Often, a user will want to store cumulative event data inside Druid. By storing cumulative data, a user would not need to query the entire range of data inside Druid to calculate the total value. They could just use the latest cumulative value instead.
In this scenario, the datasource being queried stores the
"total cumulative number of user registrations" each day. To calculate the total
number of user registrations by week, you could use the aggregateLast
aggregator paired with a longSum
aggregator.
{
...
"granularity": "week",
"aggregations": [
{
"type": "aggregateLast",
"aggregator": {
"type": "longSum",
"fieldName": "total_registrations_value",
"name": "total_registrations"
}
}
],
...
}
The query can be easily changed to group by Month without needing to change the aggregator. Also, if the cumulative events are stored at a low dimension (say at the Store level in the dimension hierarchy Region -> District -> Store) the aggregator will stay the same even when breaking down the total registrations at different levels of the dimension hierarchy (like District).

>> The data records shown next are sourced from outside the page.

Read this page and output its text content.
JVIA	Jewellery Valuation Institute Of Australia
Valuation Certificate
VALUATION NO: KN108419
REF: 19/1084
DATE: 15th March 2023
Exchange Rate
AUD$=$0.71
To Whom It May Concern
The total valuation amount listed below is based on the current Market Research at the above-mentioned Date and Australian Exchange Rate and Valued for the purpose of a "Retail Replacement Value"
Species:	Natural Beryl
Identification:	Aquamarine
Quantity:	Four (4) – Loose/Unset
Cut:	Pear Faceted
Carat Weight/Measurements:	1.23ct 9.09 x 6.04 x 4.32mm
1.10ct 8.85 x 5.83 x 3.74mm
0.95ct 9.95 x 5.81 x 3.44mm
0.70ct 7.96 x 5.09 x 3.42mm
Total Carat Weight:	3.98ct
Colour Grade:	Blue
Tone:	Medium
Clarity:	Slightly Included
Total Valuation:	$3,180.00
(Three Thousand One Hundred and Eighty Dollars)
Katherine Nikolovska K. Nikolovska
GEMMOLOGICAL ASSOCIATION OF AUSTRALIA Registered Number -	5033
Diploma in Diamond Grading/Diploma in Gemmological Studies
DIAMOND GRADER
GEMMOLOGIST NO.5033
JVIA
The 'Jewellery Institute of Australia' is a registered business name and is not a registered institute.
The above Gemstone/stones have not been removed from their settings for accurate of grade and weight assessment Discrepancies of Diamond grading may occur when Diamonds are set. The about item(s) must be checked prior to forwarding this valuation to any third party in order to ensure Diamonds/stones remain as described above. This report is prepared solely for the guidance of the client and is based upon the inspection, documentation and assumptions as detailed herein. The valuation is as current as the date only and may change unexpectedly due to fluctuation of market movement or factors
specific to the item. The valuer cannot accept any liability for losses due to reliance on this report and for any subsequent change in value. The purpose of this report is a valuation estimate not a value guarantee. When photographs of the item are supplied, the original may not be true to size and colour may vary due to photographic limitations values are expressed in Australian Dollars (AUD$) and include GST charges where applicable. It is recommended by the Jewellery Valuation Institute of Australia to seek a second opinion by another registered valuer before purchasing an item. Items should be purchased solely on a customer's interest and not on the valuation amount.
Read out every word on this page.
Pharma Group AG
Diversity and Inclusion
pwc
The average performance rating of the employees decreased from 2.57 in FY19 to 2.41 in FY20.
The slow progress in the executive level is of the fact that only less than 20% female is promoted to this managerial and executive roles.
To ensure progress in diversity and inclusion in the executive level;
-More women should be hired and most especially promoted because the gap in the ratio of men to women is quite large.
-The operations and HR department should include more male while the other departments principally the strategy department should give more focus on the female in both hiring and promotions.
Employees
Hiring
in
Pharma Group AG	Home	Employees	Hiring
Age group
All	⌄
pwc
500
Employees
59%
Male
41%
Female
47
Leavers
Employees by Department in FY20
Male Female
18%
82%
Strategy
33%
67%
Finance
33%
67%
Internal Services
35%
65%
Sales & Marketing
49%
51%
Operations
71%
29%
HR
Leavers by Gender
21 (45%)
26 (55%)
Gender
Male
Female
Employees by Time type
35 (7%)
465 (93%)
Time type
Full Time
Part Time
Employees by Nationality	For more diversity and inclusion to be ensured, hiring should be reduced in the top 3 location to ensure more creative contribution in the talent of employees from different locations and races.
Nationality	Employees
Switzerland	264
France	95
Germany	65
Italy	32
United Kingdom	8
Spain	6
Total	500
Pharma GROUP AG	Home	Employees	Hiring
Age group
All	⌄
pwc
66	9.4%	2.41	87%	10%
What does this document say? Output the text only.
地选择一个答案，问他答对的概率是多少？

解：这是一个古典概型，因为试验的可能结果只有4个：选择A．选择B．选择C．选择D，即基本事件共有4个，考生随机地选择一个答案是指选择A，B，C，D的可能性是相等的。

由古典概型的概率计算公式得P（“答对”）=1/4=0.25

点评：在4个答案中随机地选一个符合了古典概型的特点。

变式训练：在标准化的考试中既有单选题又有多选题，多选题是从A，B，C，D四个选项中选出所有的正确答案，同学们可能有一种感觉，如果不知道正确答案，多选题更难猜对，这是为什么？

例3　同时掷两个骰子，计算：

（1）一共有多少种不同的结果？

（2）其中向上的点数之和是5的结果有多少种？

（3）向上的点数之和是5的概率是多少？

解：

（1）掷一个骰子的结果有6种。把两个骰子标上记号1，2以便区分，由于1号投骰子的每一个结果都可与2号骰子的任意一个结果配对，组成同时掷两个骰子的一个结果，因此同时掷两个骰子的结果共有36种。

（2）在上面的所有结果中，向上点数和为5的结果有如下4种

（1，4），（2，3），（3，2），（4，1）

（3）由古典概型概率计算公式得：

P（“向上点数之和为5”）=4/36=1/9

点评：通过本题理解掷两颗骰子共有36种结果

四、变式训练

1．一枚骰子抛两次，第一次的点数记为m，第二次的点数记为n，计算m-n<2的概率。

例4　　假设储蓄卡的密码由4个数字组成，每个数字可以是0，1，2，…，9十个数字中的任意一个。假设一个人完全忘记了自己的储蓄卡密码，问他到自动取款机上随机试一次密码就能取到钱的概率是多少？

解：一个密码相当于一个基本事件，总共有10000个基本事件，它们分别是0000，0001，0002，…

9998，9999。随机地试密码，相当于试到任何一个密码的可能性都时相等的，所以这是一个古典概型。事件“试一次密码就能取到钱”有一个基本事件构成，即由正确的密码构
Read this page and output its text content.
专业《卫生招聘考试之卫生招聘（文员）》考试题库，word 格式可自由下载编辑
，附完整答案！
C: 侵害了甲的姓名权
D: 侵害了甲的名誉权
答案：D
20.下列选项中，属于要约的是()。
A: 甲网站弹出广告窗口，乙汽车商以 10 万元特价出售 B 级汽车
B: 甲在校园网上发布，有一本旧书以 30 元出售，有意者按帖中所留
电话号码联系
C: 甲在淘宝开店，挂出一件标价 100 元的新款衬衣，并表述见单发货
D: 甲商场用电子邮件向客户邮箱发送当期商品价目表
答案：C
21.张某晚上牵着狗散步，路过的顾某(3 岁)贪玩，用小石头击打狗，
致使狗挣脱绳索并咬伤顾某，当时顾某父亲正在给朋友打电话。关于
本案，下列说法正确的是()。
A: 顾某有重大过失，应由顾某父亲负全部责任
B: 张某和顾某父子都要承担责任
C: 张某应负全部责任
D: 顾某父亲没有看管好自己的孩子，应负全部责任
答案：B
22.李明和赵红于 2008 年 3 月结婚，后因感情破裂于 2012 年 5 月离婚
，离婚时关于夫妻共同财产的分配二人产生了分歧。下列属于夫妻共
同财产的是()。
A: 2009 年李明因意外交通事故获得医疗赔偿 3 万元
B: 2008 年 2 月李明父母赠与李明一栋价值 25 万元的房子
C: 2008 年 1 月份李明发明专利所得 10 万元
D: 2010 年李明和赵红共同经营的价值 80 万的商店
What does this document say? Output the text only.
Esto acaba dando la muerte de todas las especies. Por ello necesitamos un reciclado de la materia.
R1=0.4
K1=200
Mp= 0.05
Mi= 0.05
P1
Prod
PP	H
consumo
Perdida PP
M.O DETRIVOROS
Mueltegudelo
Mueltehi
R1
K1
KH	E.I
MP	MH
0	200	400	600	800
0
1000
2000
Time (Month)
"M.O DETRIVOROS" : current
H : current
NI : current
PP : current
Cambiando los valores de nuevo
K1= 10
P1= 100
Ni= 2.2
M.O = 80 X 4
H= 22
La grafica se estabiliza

It seems useful to be able to specify a time format alongside the query so that users can choose the granularity at which the first/last timestamp is stored at. One example would be a datasource where values are stored by hour, but you want to take a sum of the last day's values. In the current implementation, the full timestamp is used, so only the last hour's data would be passed to the nested aggregator for calculation.